In short, the blending of spreadsheets is turning out to be a nightmare, requiring endless version management and email correspondence. Several weeks later, Brian has in his hands a pile of spreadsheets, corrected spreadsheets, and comments, and the prize – the single blended spreadsheet with the final results, is almost ready for that CDP report.
Brian meets with his boss, Jane, to share his results. Jane is pleased that Brian has finally completed his data collection exercise. She has some questions for him:
- That seems like a lot of money spent on fuel. How is the cost distributed across the facilities? Is it evenly distributed?
- Are there facilities at which the cost per unit of fuel is very high or very low?
- Is there an audit trail? We can get this verified by an auditor but we’ll need the data behind the numbers.
- How reliable is this data? Did everyone provide the numbers requested? Or were some missing?

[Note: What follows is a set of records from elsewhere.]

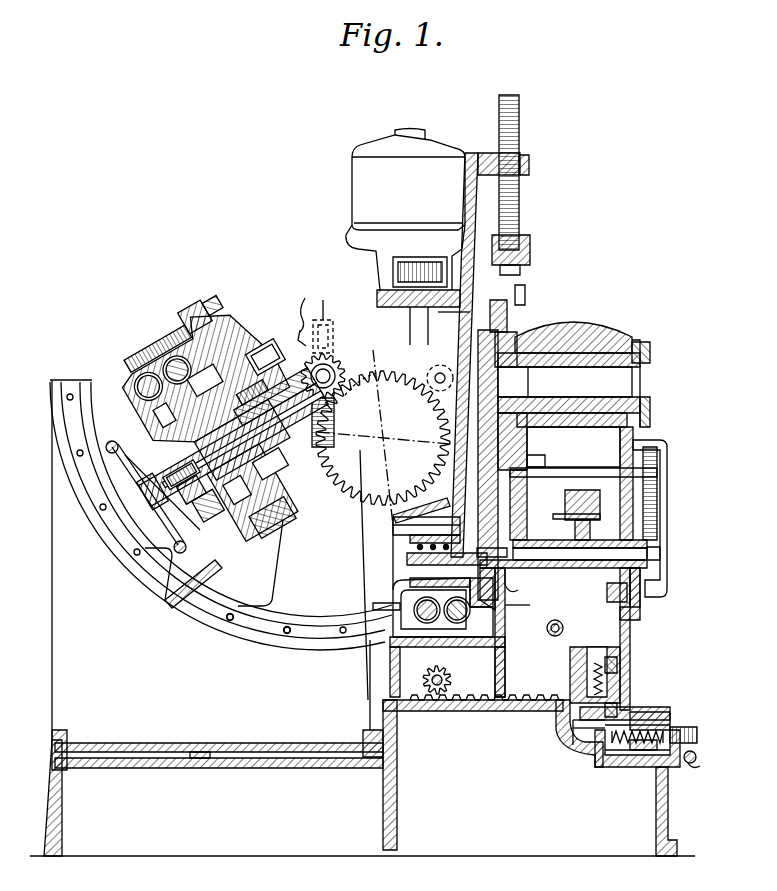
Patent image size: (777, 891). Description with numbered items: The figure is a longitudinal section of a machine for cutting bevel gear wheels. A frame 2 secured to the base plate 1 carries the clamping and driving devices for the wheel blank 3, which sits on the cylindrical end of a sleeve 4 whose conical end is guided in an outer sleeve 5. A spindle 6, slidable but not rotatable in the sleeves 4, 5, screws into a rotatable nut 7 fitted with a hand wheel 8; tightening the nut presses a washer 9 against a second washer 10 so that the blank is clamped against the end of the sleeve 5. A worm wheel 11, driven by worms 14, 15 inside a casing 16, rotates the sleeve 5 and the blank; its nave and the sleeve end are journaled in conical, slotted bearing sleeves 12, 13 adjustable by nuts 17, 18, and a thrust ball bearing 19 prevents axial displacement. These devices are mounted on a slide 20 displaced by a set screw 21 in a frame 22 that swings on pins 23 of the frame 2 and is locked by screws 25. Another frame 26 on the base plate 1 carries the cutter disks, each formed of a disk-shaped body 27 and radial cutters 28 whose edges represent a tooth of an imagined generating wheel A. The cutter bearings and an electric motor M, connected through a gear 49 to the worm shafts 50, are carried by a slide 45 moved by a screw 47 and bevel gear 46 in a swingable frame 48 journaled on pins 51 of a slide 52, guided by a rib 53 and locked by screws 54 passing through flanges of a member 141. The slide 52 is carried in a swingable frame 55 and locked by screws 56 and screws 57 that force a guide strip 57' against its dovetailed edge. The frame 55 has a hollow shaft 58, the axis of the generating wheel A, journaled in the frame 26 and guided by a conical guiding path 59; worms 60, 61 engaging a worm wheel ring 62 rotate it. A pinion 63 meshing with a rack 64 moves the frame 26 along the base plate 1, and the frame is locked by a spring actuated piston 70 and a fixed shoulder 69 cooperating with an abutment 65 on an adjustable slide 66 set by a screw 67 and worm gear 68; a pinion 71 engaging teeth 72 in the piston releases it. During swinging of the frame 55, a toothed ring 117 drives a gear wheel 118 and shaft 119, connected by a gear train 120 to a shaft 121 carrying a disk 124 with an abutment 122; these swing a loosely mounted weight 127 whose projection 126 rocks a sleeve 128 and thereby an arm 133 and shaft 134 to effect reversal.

The base plate 1 is at (362, 778).
The frame 2 is at (200, 760).
The wheel blank 3 is at (276, 342).
The sleeve 4 is at (255, 362).
The outer sleeve 5 is at (248, 374).
The spindle 6 is at (300, 345).
The nut 7 is at (182, 499).
The hand wheel 8 is at (178, 553).
The washer 9 is at (340, 366).
The second washer 10 is at (255, 560).
The worm wheel 11 is at (252, 479).
The bearing sleeve 12 is at (201, 515).
The bearing sleeve 13 is at (247, 468).
The worm 14 is at (149, 337).
The worm 15 is at (182, 323).
The casing 16 is at (276, 525).
The nut 17 is at (160, 455).
The nut 18 is at (314, 440).
The thrust ball bearing 19 is at (222, 580).
The slide 20 is at (157, 518).
The set screw 21 is at (130, 335).
The frame 22 is at (200, 375).
The pins 23 is at (292, 303).
The screws 25 is at (285, 633).
The frame 26 is at (572, 330).
The disk-shaped bodies 27 is at (385, 372).
The cutters or teeth 28 is at (395, 372).
The slide 45 is at (470, 152).
The bevel gear 46 is at (514, 273).
The screw 47 is at (520, 140).
The swingable frame 48 is at (522, 246).
The gear 49 is at (380, 268).
The shafts 50 is at (410, 318).
The pins 51 is at (442, 364).
The slide 52 is at (520, 307).
The projection or rib 53 is at (407, 555).
The screws 54 is at (440, 540).
The swingable frame 55 is at (505, 340).
The screws 56 is at (512, 580).
The screws 57 is at (510, 292).
The guide strip 57' is at (450, 322).
The hollow pin or shaft 58 is at (618, 345).
The conical guiding path 59 is at (530, 605).
The driving worm 60 is at (458, 624).
The driving worm 61 is at (425, 625).
The worm wheel ring 62 is at (400, 588).
The pinion 63 is at (452, 680).
The rack 64 is at (525, 696).
The abutment 65 is at (600, 745).
The adjustable slide 66 is at (650, 712).
The screw 67 is at (610, 757).
The worm gear 68 is at (691, 763).
The fixed shoulder 69 is at (617, 710).
The spring actuated locking pin or piston 70 is at (573, 724).
The pinion 71 is at (617, 668).
The teeth 72 is at (620, 658).
The toothed ring 117 is at (530, 445).
The gear wheel 118 is at (530, 460).
The shaft 119 is at (570, 470).
The gear train 120 is at (657, 489).
The shaft 121 is at (660, 545).
The abutment 122 is at (608, 594).
The disk 124 is at (630, 578).
The projection 126 is at (558, 510).
The weight 127 is at (566, 494).
The sleeve 128 is at (575, 532).
The arm 133 is at (548, 630).
The shaft 134 is at (562, 627).
The member 141 is at (393, 527).
The imagined generating wheel A is at (316, 318).
The electric motor M is at (375, 148).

Back in his office, Brian sits in quiet desperation. He digs through his pile of spreadsheets, trying to combine subsets and chart the results. He’s keeping lots of notes in lots of margins and he feels his sanity beginning to slip away.
Whether in CDP reporting or other data collection exercises, we see this general pattern and frustration frequently: far too many hours invested to produce one specific report. While the final report (probably) answers the specific question asked, there’s little ability to glean further insights – to ask the next set of questions that beg to be asked. And too many people repeat this tedious exercise year after year, with little ability to compare the results over time or to analyze the wealth of data collected.